To implement this vision, it’s best to incorporate the lesson of Monnet and the European Commission. As Talbott illustrated, an idea of this nature must first be incubated and deemed as viable in circles populated by the critical stakeholders of food security — the Food Security Strategy Group at the Aspen Institute and the Commission on Food Security are just two that come to mind. If the idea can build momentum while it is revised and adapted by stakeholders, it will stand a better chance of gaining global traction and adoption not only by the multilateral institutions under discussion, but also by the key leaders and influencers from the private sector and civil society who are pivotal for implementation.
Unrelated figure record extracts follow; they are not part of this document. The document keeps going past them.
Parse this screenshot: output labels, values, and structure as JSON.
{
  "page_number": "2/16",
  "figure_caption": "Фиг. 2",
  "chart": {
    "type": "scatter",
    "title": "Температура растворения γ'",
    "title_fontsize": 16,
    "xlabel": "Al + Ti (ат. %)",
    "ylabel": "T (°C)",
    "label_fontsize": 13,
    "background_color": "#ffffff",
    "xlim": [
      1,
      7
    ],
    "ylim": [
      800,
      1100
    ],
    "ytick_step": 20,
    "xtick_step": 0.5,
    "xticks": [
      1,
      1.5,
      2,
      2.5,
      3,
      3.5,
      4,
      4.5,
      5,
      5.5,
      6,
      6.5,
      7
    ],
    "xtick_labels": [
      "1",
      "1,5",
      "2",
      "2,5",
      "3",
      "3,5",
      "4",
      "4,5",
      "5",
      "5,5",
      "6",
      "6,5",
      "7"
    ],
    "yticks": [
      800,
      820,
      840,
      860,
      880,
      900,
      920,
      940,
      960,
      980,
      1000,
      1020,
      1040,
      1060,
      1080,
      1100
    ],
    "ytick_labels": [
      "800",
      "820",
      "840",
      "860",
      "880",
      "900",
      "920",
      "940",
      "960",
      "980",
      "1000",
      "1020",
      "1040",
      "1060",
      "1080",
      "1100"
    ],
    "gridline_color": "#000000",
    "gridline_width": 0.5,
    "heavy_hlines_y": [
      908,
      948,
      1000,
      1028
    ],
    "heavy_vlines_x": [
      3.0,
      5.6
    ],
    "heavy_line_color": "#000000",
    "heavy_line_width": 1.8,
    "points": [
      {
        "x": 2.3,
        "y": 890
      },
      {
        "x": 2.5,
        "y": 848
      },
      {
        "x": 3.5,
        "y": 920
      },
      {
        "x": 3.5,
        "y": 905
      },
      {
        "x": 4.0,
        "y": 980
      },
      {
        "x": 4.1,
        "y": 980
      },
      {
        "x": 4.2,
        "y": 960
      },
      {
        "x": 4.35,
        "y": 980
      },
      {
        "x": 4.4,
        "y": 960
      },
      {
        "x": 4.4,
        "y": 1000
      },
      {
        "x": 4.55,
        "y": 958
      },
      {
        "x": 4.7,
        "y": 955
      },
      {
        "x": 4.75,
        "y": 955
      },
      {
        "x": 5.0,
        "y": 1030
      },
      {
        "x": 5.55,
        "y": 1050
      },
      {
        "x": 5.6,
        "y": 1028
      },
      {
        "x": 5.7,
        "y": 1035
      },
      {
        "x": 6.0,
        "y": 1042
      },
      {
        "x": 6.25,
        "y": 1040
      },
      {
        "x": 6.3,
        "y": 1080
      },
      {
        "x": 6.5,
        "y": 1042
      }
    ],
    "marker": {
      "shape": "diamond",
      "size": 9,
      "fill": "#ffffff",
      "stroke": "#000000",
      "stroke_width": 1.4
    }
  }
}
While institutional reform is a tall order, it is a necessary one in the case of food security. One fact is certain: we cannot expect to feed 9 billion people by 2050 under the present, fragmented international architecture. The issue of coordination and governance must be addressed. Housed at the UN and empowered by the public and private sectors, an elevated hub for food security coordination would be poised to drive an integrated global strategy on food security by leveraging the strengths of the existing architecture. This may seem a bold suggestion, but all of the world’s multilateral institutions were at one point just ideas. The time has come to add new tools to the global toolbox to address food insecurity. The stakes are too high not to try.